The investment panel must consider only economics when deciding on stock holdings, although social policy may be weighed as a secondary consideration if it doesn’t cost the state anything, Assistant Attorney General Jeff Lane told the board this summer.
Proponents of divestiture were careful to mention only economic concerns during the debate.
Gary Moore, director of the state Department of Labor and Industries, said the motion was far different from previous suggestions to divest from companies during apartheid in South Africa or warfare in Northern Ireland.
“It is my belief that the tobacco industry is under major assault and it is not going to improve in the near future,” Masten said.
He noted the political difficulties the proposed settlement is having and nodded his agreement when investment adviser Charles Kaminski said, “Having an activist Food and Drug Administration that has the ear of the president is the biggest wildcard. … The cartoonists say Joe Camel is in the witness protection program and is now going by ‘Bob Camel.”’ Board Chairman C.T. Purdom, head of the Washington Education Association, and state Treasurer Michael Murphy both said they have big doubts about the long-term yield of the stock - and a gut instinct that it’s time to sell.
But foes of the selloff said it’s pure speculation whether tobacco stocks will decline.
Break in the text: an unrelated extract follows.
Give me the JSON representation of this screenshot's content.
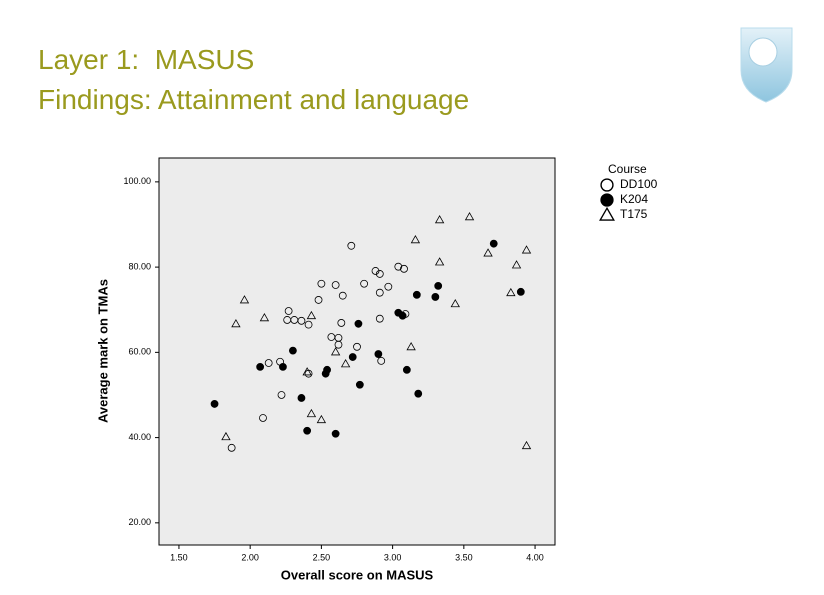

“The bottom line is that there is nothing we know (about the economic risk) that the experts do not know,” said John Charles, Locke’s appointee as director of retirement systems. “I see … no compelling evidence to disinvest.”
House Appropriation Chairman Tom Huff, R-Gig Harbor, a voting member, said the board was confusing economic and political considerations.
Michael Palmer, vice president of the board’s investment adviser, Wilshire Associates, said the board should sell the stock only if it knows something that has escaped Wall Street and all of the financial experts. Other advisers who sit as nonvoting members also urged the status quo.
“Hong Kong has more volatility,” Palmer said, referring to the recent return of the economic powerhouse to China from its British crown colony status. “Why would we treat tobacco differently from Hong Kong?”
The state’s chief investment officer, Christopher Ailman, said the industry is being rocked with “significant volatility” and that the proposed settlement may raise as many questions as it answers. But he said it’s the board’s call: “Risk is in the eye of the beholder.”
Huff and other opponents of the sale also pointed to the estimated $9 million cost of getting into a tobacco-free portfolio and noted that the board just last month approved 100 percent passive management of the state funds. Intervening in one particular area sets a bad precedent, Huff said.
The selloff motion was backed by Moore, Murphy, Masten and Purdom and opposed by Huff, Charles, labor leader Gerald Morgen, and state Sen. George Sellar, R-East Wenatchee.